After your patch, slab->memcg_data points to an array of objcgs,
period. The only time it doesn't is when there is a bug. Once the
memcg_data member is no longer physically shared between page and
slab, we can do:

	struct slab {
		struct obj_cgroup **objcgs;
	};

and ditch the accessor function altogether.
Yes.
quoted
- * page_objcgs_check - get the object cgroups vector associated with a page
- * @page: a pointer to the page struct
+ * slab_objcgs_check - get the object cgroups vector associated with a page
+ * @slab: a pointer to the slab struct
  *
- * Returns a pointer to the object cgroups vector associated with the page,
- * or NULL. This function is safe to use if the page can be directly associated
+ * Returns a pointer to the object cgroups vector associated with the slab,
+ * or NULL. This function is safe to use if the slab can be directly associated
  * with a memory cgroup.
  */
-static inline struct obj_cgroup **page_objcgs_check(struct page *page)
+static inline struct obj_cgroup **slab_objcgs_check(struct slab *slab)
 {
-	unsigned long memcg_data = READ_ONCE(page->memcg_data);
+	unsigned long memcg_data = READ_ONCE(slab->memcg_data);
 
 	if (!memcg_data || !(memcg_data & MEMCG_DATA_OBJCGS))
 		return NULL;
 
-	VM_BUG_ON_PAGE(memcg_data & MEMCG_DATA_KMEM, page);
+	VM_BUG_ON_PAGE(memcg_data & MEMCG_DATA_KMEM, slab_page(slab));
 
 	return (struct obj_cgroup **)(memcg_data & ~MEMCG_DATA_FLAGS_MASK);
This is a bit weird.

The function is used in one place, to check whether a random page is a
slab page. It's essentially a generic type check on the page!

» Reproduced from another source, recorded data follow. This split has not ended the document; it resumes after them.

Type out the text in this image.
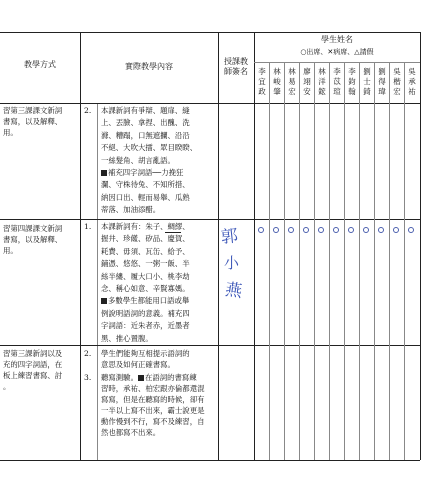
教學方式	實際教學內容
授課教
師簽名
學生姓名
○出席、✕病席、△請假
李
宜
政
林
峻
肇
林
易
宏
廖
翊
安
林
洋
鋐
李
苡
瑄
李
鈞
翰
劉
士
錡
劉
得
瑋
吳
楷
宏
吳
承
祐
習第三課課文新詞
書寫，以及解釋、
用。
2. 本課新詞有爭辯、題扉、縫
上、丟臉、拿捏、出醜、洗
滌、糟蹋，口無遮攔、沿沿
不絕、大吹大擂、眾目睽睽、
一絲髮角、胡言亂語。
補充四字詞語──力挽狂
瀾、守株待兔、不知所措、
納因口出、輕而易舉、瓜熟
蒂落、加油添醋。
習第四課課文新詞
書寫，以及解釋、
用。
1. 本課新詞有：朱子、綢繆、
握井、珍饈、矽品、慶賀、
耗費、毋須、瓦缶、給予、
鋪憑、悠悠、一粥一飯、半
絲半縷、履大口小、桃李劫
念、稱心如意、辛賢寡媽。
多數學生都能用口語或舉
例說明語詞的意義。補充四
字詞語：近朱者赤，近墨者
黑、推心置腹。
郭
小
燕
習第三課新詞以及
充的四字詞語，在
板上練習書寫、討
。
2. 學生們能夠互相提示語詞的
意思及如何正確書寫。
3. 聽寫測驗。 在語詞的書寫練
習時，承祐、柏宏跟亦倫都還混
寫寫，但是在聽寫的時候，卻有
一半以上寫不出來，霸士說更是
動作慢到不行，寫不及練習，自
然也都寫不出來。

After your changes, you pass a struct slab that might well be invalid
if this isn't a slab page, and you rely on the PAGE's memcg_data to
tell you whether this is the case. It works because page->memcg_data
is overlaid with slab->memcg_data, but that won't be the case if we
allocate struct slab separately.

To avoid that trap down the road, I think it would be better to keep
the *page* the ambiguous object for now, and only resolve to struct
slab after the type check. So that every time you see struct slab, you
know it's valid.

In fact, I think it would be best to just inline page_objcgs_check()
into its sole caller. It would clarify the resolution from wildcard
page to valid struct slab quite a bit:
Yes.  Every time I read through this, I was wondering if there was
something I was missing.  I mean, there was (the memcg/objcg/objcgs
distinction above), but yes, if we know we have a slab, we don't need
this function.
quoted
@@ -2819,38 +2819,39 @@ int memcg_alloc_page_obj_cgroups(struct page *page, struct kmem_cache *s,
  */
 struct mem_cgroup *mem_cgroup_from_obj(void *p)
 {
-	struct page *page;
+	struct slab *slab;
 
 	if (mem_cgroup_disabled())
 		return NULL;
 
-	page = virt_to_head_page(p);
+	slab = virt_to_slab(p);
 
 	/*
 	 * Slab objects are accounted individually, not per-page.
 	 * Memcg membership data for each individual object is saved in
-	 * the page->obj_cgroups.
+	 * the slab->obj_cgroups.
 	 */
-	if (page_objcgs_check(page)) {
+	if (slab_objcgs_check(slab)) {
I.e. do this instead:

	page = virt_to_head_page(p);

	/* object is backed by slab */
	if (page->memcg_data & MEMCG_DATA_OBJCGS) {
		struct slab *slab = (struct slab *)page;

		objcg = slab_objcgs(...)[]
		return objcg ? obj_cgroup_memcg(objcg): NULL;
	}

	/* object is backed by a regular kernel page */
	return page_memcg_check(page);
Maybe I'm missing something else, but why not discriminate based on
PageSlab()?  ie:

	slab = virt_to_slab(p);
	if (slab_test_cache(slab)) {
		...
	}
	return page_memcg_check((struct page *)slab);

... but see the response to your other email for why not exactly this.